We aim to help people who suffer from certain declined abilities to use different modalities in their unique environments. They can see what is on a nearby screen, understand simple logic, and perform simple manual tasks. After a pilot user study, we design a service robot interaction system and propose an intention recognition method based on the interactions of five modalities: touch, voice, myoelectricity gesture, visual gesture, and haptics, empowering them to perform effective and reliable interactions.

Each modality can be used freely in combination and integrated at the decision level to achieve multimodal fusion to recognize users’ intentions. Under the dual management of the FS and users’ choices out of their preferences, their intentions can be quickly and accurately recognized and responded to by the system.

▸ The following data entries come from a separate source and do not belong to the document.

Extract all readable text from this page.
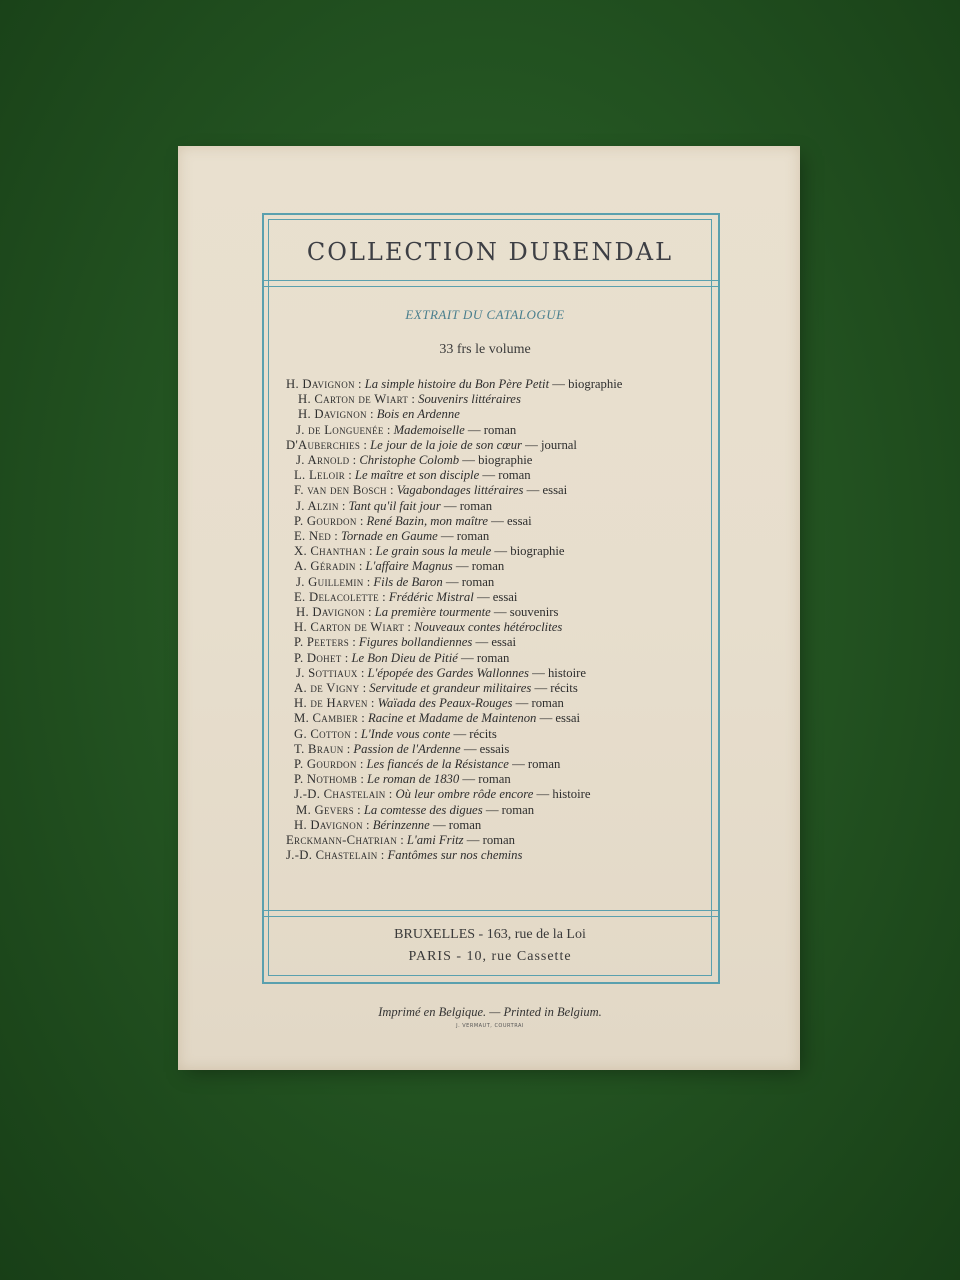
COLLECTION DURENDAL
EXTRAIT DU CATALOGUE
33 frs le volume
H. Davignon : La simple histoire du Bon Père Petit — biographie
H. Carton de Wiart : Souvenirs littéraires
H. Davignon : Bois en Ardenne
J. de Longuenée : Mademoiselle — roman
D'Auberchies : Le jour de la joie de son cœur — journal
J. Arnold : Christophe Colomb — biographie
L. Leloir : Le maître et son disciple — roman
F. van den Bosch : Vagabondages littéraires — essai
J. Alzin : Tant qu'il fait jour — roman
P. Gourdon : René Bazin, mon maître — essai
E. Ned : Tornade en Gaume — roman
X. Chanthan : Le grain sous la meule — biographie
A. Géradin : L'affaire Magnus — roman
J. Guillemin : Fils de Baron — roman
E. Delacolette : Frédéric Mistral — essai
H. Davignon : La première tourmente — souvenirs
H. Carton de Wiart : Nouveaux contes hétéroclites
P. Peeters : Figures bollandiennes — essai
P. Dohet : Le Bon Dieu de Pitié — roman
J. Sottiaux : L'épopée des Gardes Wallonnes — histoire
A. de Vigny : Servitude et grandeur militaires — récits
H. de Harven : Waïada des Peaux-Rouges — roman
M. Cambier : Racine et Madame de Maintenon — essai
G. Cotton : L'Inde vous conte — récits
T. Braun : Passion de l'Ardenne — essais
P. Gourdon : Les fiancés de la Résistance — roman
P. Nothomb : Le roman de 1830 — roman
J.-D. Chastelain : Où leur ombre rôde encore — histoire
M. Gevers : La comtesse des digues — roman
H. Davignon : Bérinzenne — roman
Erckmann-Chatrian : L'ami Fritz — roman
J.-D. Chastelain : Fantômes sur nos chemins
BRUXELLES - 163, rue de la Loi
PARIS - 10, rue Cassette
Imprimé en Belgique. — Printed in Belgium.
J. VERMAUT, COURTRAI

Furthermore, the system not only considers users’ essential abilities to use different modalities in their unique environments, but also takes temporal impacts into account, such as the short-term interferences and long-time variations. The results of the anti-interference ability experiments and the feasibility test for older adults showed that the multimodal fusion algorithm was effective and stable. The recognition rate was 93.62%. The system was friendly and older adults were willing to accept and use it freely to assist with their independent living.

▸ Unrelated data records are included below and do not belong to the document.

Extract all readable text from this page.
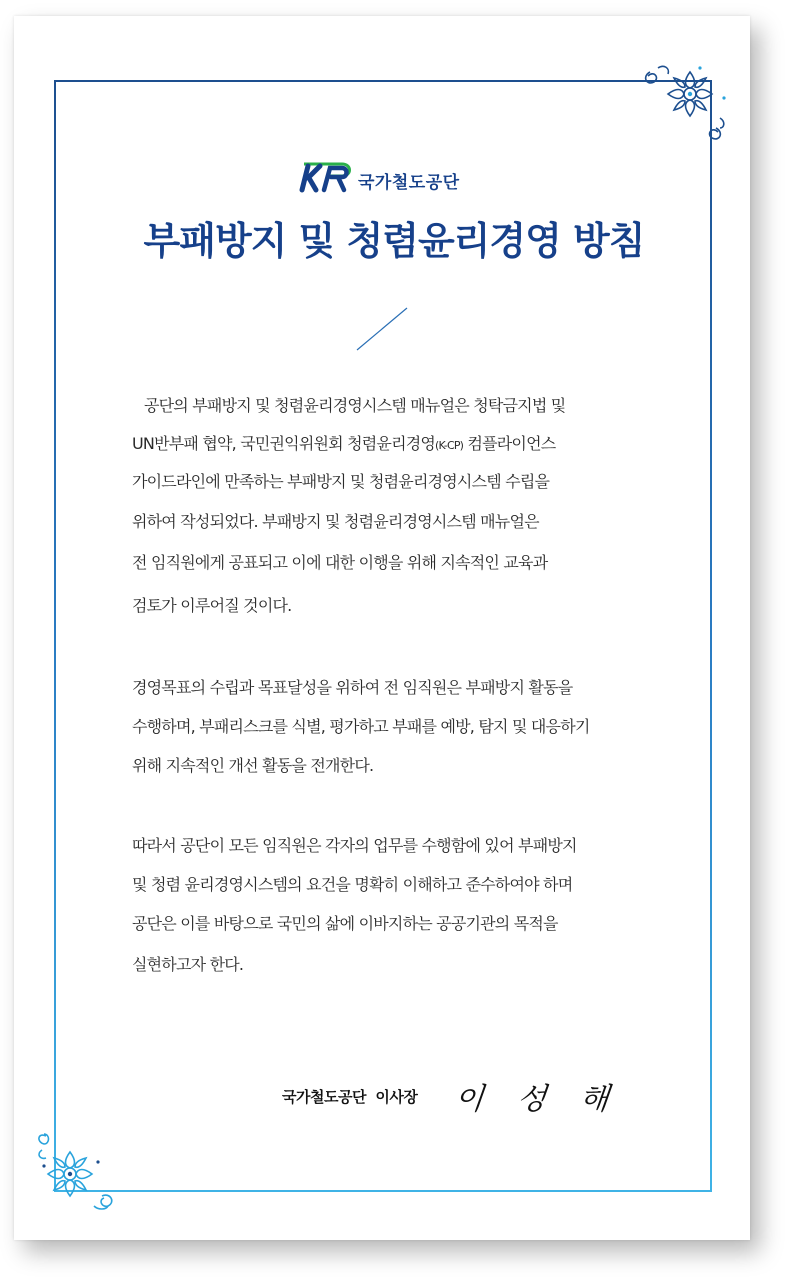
국가철도공단
부패방지 및 청렴윤리경영 방침
공단의 부패방지 및 청렴윤리경영시스템 매뉴얼은 청탁금지법 및
UN반부패 협약, 국민권익위원회 청렴윤리경영(K-CP) 컴플라이언스
가이드라인에 만족하는 부패방지 및 청렴윤리경영시스템 수립을
위하여 작성되었다. 부패방지 및 청렴윤리경영시스템 매뉴얼은
전 임직원에게 공표되고 이에 대한 이행을 위해 지속적인 교육과
검토가 이루어질 것이다.
경영목표의 수립과 목표달성을 위하여 전 임직원은 부패방지 활동을
수행하며, 부패리스크를 식별, 평가하고 부패를 예방, 탐지 및 대응하기
위해 지속적인 개선 활동을 전개한다.
따라서 공단이 모든 임직원은 각자의 업무를 수행함에 있어 부패방지
및 청렴 윤리경영시스템의 요건을 명확히 이해하고 준수하여야 하며
공단은 이를 바탕으로 국민의 삶에 이바지하는 공공기관의 목적을
실현하고자 한다.
국가철도공단  이사장 이 성 해
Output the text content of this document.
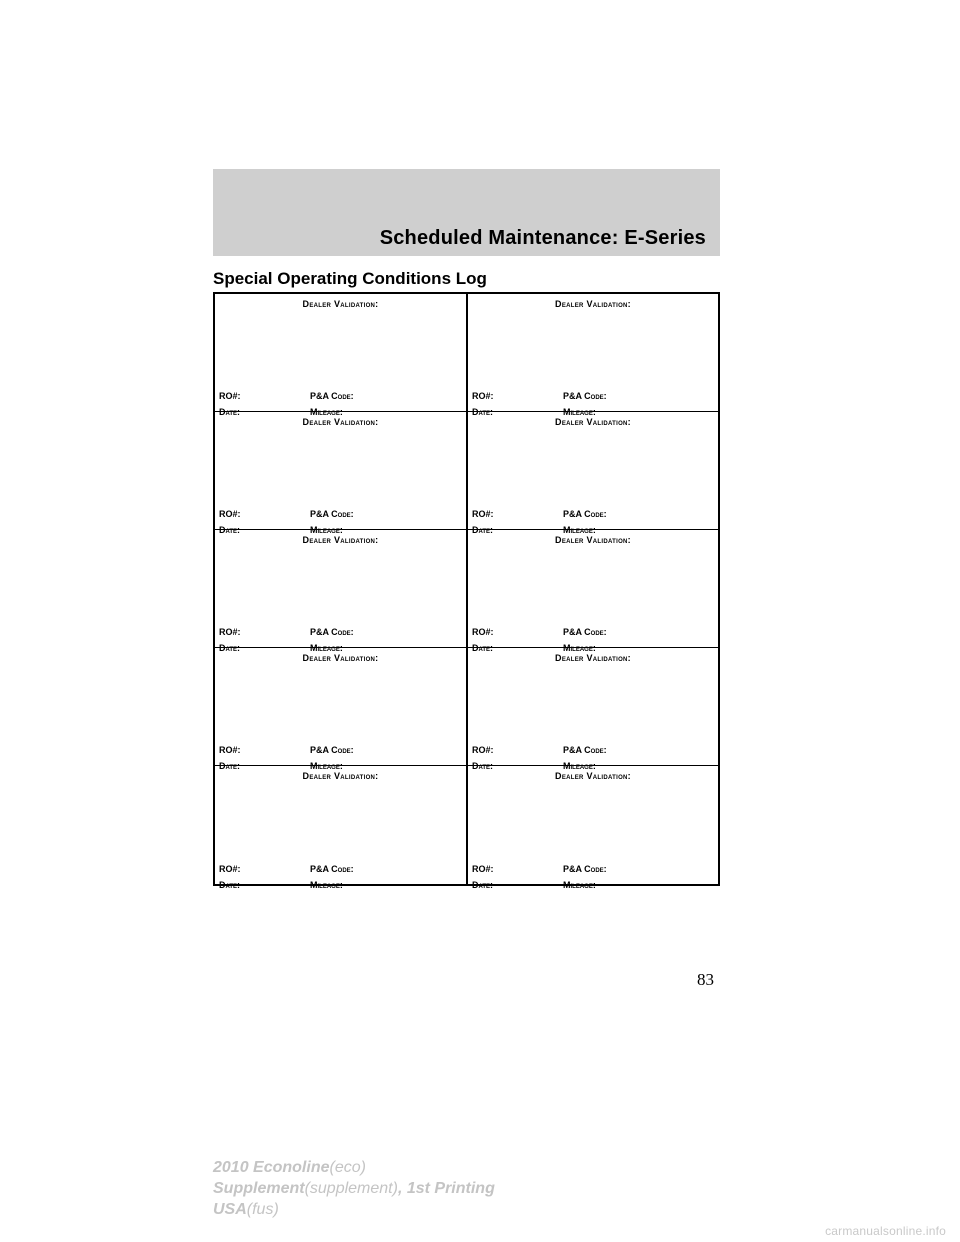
Scheduled Maintenance: E-Series
Special Operating Conditions Log
Dealer Validation:
RO#:	P&A Code:
Date:	Mileage:
Dealer Validation:
RO#:	P&A Code:
Date:	Mileage:
Dealer Validation:
RO#:	P&A Code:
Date:	Mileage:
Dealer Validation:
RO#:	P&A Code:
Date:	Mileage:
Dealer Validation:
RO#:	P&A Code:
Date:	Mileage:
Dealer Validation:
RO#:	P&A Code:
Date:	Mileage:
Dealer Validation:
RO#:	P&A Code:
Date:	Mileage:
Dealer Validation:
RO#:	P&A Code:
Date:	Mileage:
Dealer Validation:
RO#:	P&A Code:
Date:	Mileage:
Dealer Validation:
RO#:	P&A Code:
Date:	Mileage:
83
2010 Econoline(eco)
Supplement(supplement), 1st Printing
USA(fus)
carmanualsonline.info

In the future, more fusion algorithms, as well as the unimodal recognition algorithms, need be studied to improve the performance of our system. Users’ facial expressions and body movements are also worthy of our study to exploit their potential needs. In addition, their emotions should never be ignored. We will apply theoretical frameworks to support our user acceptance study and enhance user experience through timely communication and long-term application. We will strive to help these people in need better as soon as possible.